Sherlock.ai: Servicing several industries and staying relevant – Retail, Luxury & The D2C Health & Wellness
As consumers of luxury goods, we love shopping for Kate Spade, Louis Vuitton, Jimmy Choo, and other such bags at malls. What we may not notice is that the ad on our phone for the latest collection of Michael Kors was targeted at us on the basis of our last few purchases and visits to luxury goods stores. This is done with the help of data from the Identifier for Advertising (IFA) cookie on our phone, which is picked up with metrics such as age, gender, or demographics as well as our behavioral data i.e., likes and dislikes or psychographics. It is also determined which location of the store we traveled to, how much time did we spend at the store, and if at all we made a purchase. Furthermore, it is also analyzed if we went to any competition stores along with more such data which is of immense use to the marketers.

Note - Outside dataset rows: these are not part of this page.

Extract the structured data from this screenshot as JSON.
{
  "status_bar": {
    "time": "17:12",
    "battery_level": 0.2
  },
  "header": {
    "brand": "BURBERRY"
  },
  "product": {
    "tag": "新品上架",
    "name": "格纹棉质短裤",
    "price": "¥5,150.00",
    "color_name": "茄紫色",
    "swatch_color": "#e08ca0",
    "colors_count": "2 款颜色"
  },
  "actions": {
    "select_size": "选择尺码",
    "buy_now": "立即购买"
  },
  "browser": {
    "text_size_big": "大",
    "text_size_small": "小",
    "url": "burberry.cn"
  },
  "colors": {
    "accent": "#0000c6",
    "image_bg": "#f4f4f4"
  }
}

Luxury Retail brands also use visitation data, user behaviours, purchases, and digital footprints to reach out to buyers. The prosperity index and visitation data can tell who is looking to buy luxury goods and if they can afford the Villeroy & Boch tea set that the company wants to market. This can be done by identifying people who visit high-end urban locations such as DLF Emporio in Delhi to classify them as affluent. Visitation data can further help in choosing new store locations. Details such as how far are we traveling from our home locations to the store also help as they give out a lot about how much we, as customers, are willing to travel to buy our desired products.
The D2C Health & Wellness industry is one of the industries using AI exponentially. As a fitness-conscious person, if we hit the gym often – say on certain days, or perhaps even all days of the week, and are health conscious (are spotted signing up for a one-off yoga session every now and then or try to fit in that pilates or air yoga class in our workout schedule), we may notice a sudden uptick in ads on our social media about protein shakes, naturally sweetened laddoos sans refined sugar, gluten-free crackers, ethically sourced food products, organic fruits and vegetables, milk alternatives, etc. We may also become the TA for companies selling fitness equipment, labs doing complete blood profiles at attractive prices, and home pick-up of samples. All this comes our way upon being identified as the customer who is most likely to buy these products or services. With the help of AI and marketing, it has been established that hypochondriacs or people who constantly worry about getting very ill may be visiting pharmacies, clinics, and hospitals way too often. Such people can be identified as the TA for those who want to do frequent blood profiles to know that their body is functioning just fine. Not only this, but we then also become the ideal consumers for protein shakes, calcium-boosting drinks for healthy bones, and so on. Philips Future Health Index India 2022 report has indicated that Telehealth and AI are top priorities for Indian healthcare leaders. The report is based on proprietary research from nearly 3,000 participants across 15 countries and looks at how healthcare leaders are using data and digital technology to address the challenges due to the pandemic.
So how are we picked and identified and targeted with these ads? Sherlock, for example, determines the kind of ailments people visit hospitals for. On a map of Mumbai, all the major hospitals and clinics were plotted. GDPR) compliant data from cellphone app data providers was used to look at the movement of people in and out of these hospitals. Sherlock was able to distinguish the hospital staff from patients or their kin based on the longevity and frequency at which they come to the hospital. At Tata Memorial Hospital, for example, they could identify the number of people coming in for treatment of cancer. Furthermore, it was also determined how many people were simply visitors and not patients. Predictive Analytics can help in managing operations and administrative challenges faced by hospitals. The above data, for example, can, among others, be used in the early detection of the rise in Covid-led hospitalization (or other such phenomena) and can alert hospitals of the need for more staff in the coming days. Hospitals can thus be alert and better prepared for what is coming their way – equipment supply and maintenance (like oxygen cylinders during Covid) can also be taken better care of.
AI’s relevance across industries can thus not be undermined. It is time to buckle up and make the most of it.